In 1995, Daniel Goleman introduced the idea of emotional intelligence (EQ). Before this, it was widely accepted that a person’s IQ was the sole contributing factor to their intelligence and that it was a genetic given, unable to be changed by life experience. Based on extensive research, Goleman showed how a person’s success in all areas of their life is influenced equally, if not more, by emotional characteristics, which combined make up their emotional intelligence. In addition, he stated that EQ could be taught and raised.

The implications of these findings on education were enormous. Sadly, after almost twenty years, our obsession with our children achieving high grades is greater than ever before, with little integration of what we know about EQ into the success equation. Many parents with very smart kids, still don’t understand why their children don’t do as well as they should in school and in other areas of their lives.

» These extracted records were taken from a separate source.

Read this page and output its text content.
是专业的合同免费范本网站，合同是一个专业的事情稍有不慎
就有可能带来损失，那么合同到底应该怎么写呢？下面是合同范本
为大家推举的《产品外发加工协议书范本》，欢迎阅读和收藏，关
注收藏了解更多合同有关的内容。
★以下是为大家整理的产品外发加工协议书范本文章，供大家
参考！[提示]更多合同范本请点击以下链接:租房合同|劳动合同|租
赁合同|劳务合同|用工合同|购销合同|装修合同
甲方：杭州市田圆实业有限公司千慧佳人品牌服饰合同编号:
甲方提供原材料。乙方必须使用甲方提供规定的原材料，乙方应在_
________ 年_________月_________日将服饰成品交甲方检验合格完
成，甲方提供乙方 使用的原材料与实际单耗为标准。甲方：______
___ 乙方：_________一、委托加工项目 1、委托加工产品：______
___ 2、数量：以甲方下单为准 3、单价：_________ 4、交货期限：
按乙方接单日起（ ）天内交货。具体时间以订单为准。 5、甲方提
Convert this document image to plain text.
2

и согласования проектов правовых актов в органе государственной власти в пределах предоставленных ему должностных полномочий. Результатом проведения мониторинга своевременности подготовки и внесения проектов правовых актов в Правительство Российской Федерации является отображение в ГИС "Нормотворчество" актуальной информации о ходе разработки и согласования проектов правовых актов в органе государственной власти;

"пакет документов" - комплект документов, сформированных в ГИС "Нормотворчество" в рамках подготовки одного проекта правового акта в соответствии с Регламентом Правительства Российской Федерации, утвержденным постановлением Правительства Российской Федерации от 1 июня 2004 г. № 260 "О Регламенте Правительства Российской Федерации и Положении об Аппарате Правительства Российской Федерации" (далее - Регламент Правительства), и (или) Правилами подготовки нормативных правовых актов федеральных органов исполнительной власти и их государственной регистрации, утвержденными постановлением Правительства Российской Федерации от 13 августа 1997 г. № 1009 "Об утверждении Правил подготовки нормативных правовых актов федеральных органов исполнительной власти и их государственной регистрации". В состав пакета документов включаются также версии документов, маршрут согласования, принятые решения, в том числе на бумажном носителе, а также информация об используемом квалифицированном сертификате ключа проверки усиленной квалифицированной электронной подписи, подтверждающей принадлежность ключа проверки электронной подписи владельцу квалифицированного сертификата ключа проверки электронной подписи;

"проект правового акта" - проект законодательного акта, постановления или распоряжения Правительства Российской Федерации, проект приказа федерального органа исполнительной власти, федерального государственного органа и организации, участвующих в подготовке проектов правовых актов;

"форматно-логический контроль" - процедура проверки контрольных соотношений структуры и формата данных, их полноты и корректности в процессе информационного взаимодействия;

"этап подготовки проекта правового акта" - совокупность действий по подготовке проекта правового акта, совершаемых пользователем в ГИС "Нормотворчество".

Lets look at a hypothetical situation. If Child A and Child B have equivalent IQs but Child B is able to persevere with a challenging task more easily than child A, who will do better at that task? Child B would be the one that most, if not all would pick and yet somehow teaching children how to be more persevering is not a part of the school curriculum. Perseverance is only one of the traits that research has shown to contribute to a child’s EQ. When combined with other characteristics like good communication skills, strong empathy and high self-esteem, the potential impact of EQ on our child’s success is enormous.

In a perfect world teaching EQ should be a part of the school curriculum, having equal status to subjects like mathematics, language and science. In the absence of this scenario, the question that remains is this: what can we, as parents, do to increase our child’s EQ?

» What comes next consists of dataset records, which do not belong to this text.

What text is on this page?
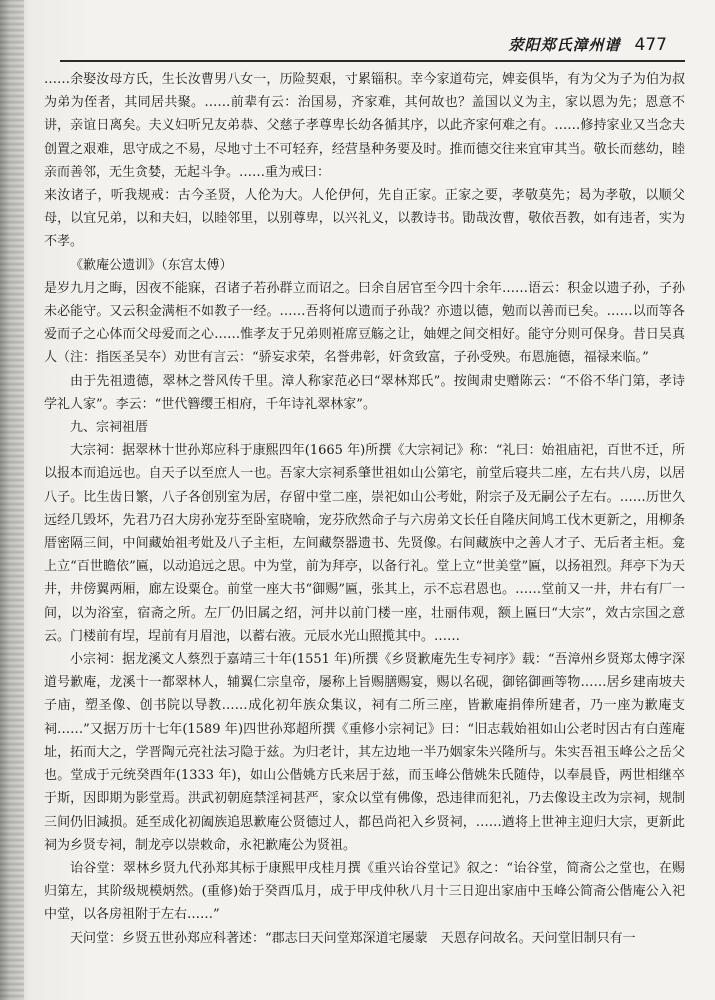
荥阳郑氏漳州谱 477

……余娶汝母方氏，生长汝曹男八女一，历险契艰，寸累锱积。幸今家道苟完，婢妾俱毕，有为父为子为伯为叔为弟为侄者，其同居共聚。……前辈有云：治国易，齐家难，其何故也？盖国以义为主，家以恩为先；恩意不讲，亲谊日离矣。夫义妇听兄友弟恭、父慈子孝尊卑长幼各循其序，以此齐家何难之有。……修持家业又当念夫创置之艰难，思守成之不易，尽地寸土不可轻弃，经营垦种务要及时。推而德交往来宜审其当。敬长而慈幼，睦亲而善邻，无生贪婪，无起斗争。……重为戒曰：

来汝诸子，听我规戒：古今圣贤，人伦为大。人伦伊何，先自正家。正家之要，孝敬莫先；曷为孝敬，以顺父母，以宜兄弟，以和夫妇，以睦邻里，以别尊卑，以兴礼义，以教诗书。勖哉汝曹，敬依吾教，如有违者，实为不孝。

《歉庵公遗训》（东宫太傅）

是岁九月之晦，因夜不能寐，召诸子若孙群立而诏之。曰余自居官至今四十余年……语云：积金以遗子孙，子孙未必能守。又云积金满柜不如教子一经。……吾将何以遗而子孙哉？亦遗以德，勉而以善而已矣。……以而等各爱而子之心体而父母爱而之心……惟孝友于兄弟则袵席豆觞之让，妯娌之间交相好。能守分则可保身。昔日吴真人（注：指医圣吴夲）劝世有言云：“骄妄求荣，名誉弗彰，奸贪致富，子孙受殃。布恩施德，福禄来临。”

由于先祖遗德，翠林之誉风传千里。漳人称家范必曰“翠林郑氏”。按闽肃史赠陈云：“不俗不华门第，孝诗学礼人家”。李云：“世代簪缨王相府，千年诗礼翠林家”。

九、宗祠祖厝

大宗祠：据翠林十世孙郑应科于康熙四年(1665 年)所撰《大宗祠记》称：“礼曰：始祖庙祀，百世不迁，所以报本而追远也。自天子以至庶人一也。吾家大宗祠系肇世祖如山公第宅，前堂后寝共二座，左右共八房，以居八子。比生齿日繁，八子各创别室为居，存留中堂二座，崇祀如山公考妣，附宗子及无嗣公子左右。……历世久远经几毁坏，先君乃召大房孙宠芬至卧室晓喻，宠芬欣然命子与六房弟文长任自隆庆间鸠工伐木更新之，用柳条厝密隔三间，中间藏始祖考妣及八子主柜，左间藏祭器遗书、先贤像。右间藏族中之善人才子、无后者主柜。龛上立“百世瞻依”匾，以动追远之思。中为堂，前为拜亭，以备行礼。堂上立“世美堂”匾，以扬祖烈。拜亭下为天井，井傍翼两厢，廊左设粟仓。前堂一座大书“御赐”匾，张其上，示不忘君恩也。……堂前又一井，井右有厂一间，以为浴室，宿斋之所。左厂仍旧属之绍，河井以前门楼一座，壮丽伟观，额上匾曰“大宗”，效古宗国之意云。门楼前有埕，埕前有月眉池，以蓄右液。元辰水光山照揽其中。……

小宗祠：据龙溪文人蔡烈于嘉靖三十年(1551 年)所撰《乡贤歉庵先生专祠序》载：“吾漳州乡贤郑太傅字深道号歉庵，龙溪十一都翠林人，辅翼仁宗皇帝，屡称上旨赐膳赐宴，赐以名砚，御铭御画等物……居乡建南坡夫子庙，塑圣像、创书院以导教……成化初年族众集议，祠有二所三座，皆歉庵捐俸所建者，乃一座为歉庵支祠……”又据万历十七年(1589 年)四世孙郑超所撰《重修小宗祠记》曰：“旧志载始祖如山公老时因古有白莲庵址，拓而大之，学晋陶元亮社法习隐于兹。为归老计，其左边地一半乃姻家朱兴隆所与。朱实吾祖玉峰公之岳父也。堂成于元统癸酉年(1333 年)，如山公偕姚方氏来居于兹，而玉峰公偕姚朱氏随侍，以奉晨昏，两世相继卒于斯，因即期为影堂焉。洪武初朝庭禁淫祠甚严，家众以堂有佛像，恐违律而犯礼，乃去像设主改为宗祠，规制三间仍旧減损。延至成化初阖族追思歉庵公贤德过人，都邑尚祀入乡贤祠，……遒将上世神主迎归大宗，更新此祠为乡贤专祠，制龙亭以崇敕命，永祀歉庵公为贤祖。

诒谷堂：翠林乡贤九代孙郑其标于康熙甲戌桂月撰《重兴诒谷堂记》叙之：“诒谷堂，简斋公之堂也，在赐归第左，其阶级规模炳然。(重修)始于癸酉瓜月，成于甲戌仲秋八月十三日迎出家庙中玉峰公简斋公偕庵公入祀中堂，以各房祖附于左右……”

天问堂：乡贤五世孙郑应科著述：“郡志曰天问堂郑深道宅屡蒙　天恩存问故名。天问堂旧制只有一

I have some starting suggestions that require little effort from parents other than changing their perspective on the importance of EQ.

  • Make sure that the ratio of factual learning and social learning is balanced. Much of EQ growth takes place in a social environment. Extra math when your child is doing fine in math is not necessary unless it is something that they really want to do. Playing with friends is equally important.
  • Don’t over-program your child. Children need time for relaxation, self-reflection and self-discovery. These times are crucial to the healthy development of EQ.

  • Try to see success in all areas of your child’s life and not only in school. Feel good in the knowledge that academic achievement will benefit from your child’s social and emotional success.

As a mother of four, I understand the pressure that parents feel. We all want our children to have the best lives but sometimes we have to question preexisting beliefs to make that happen.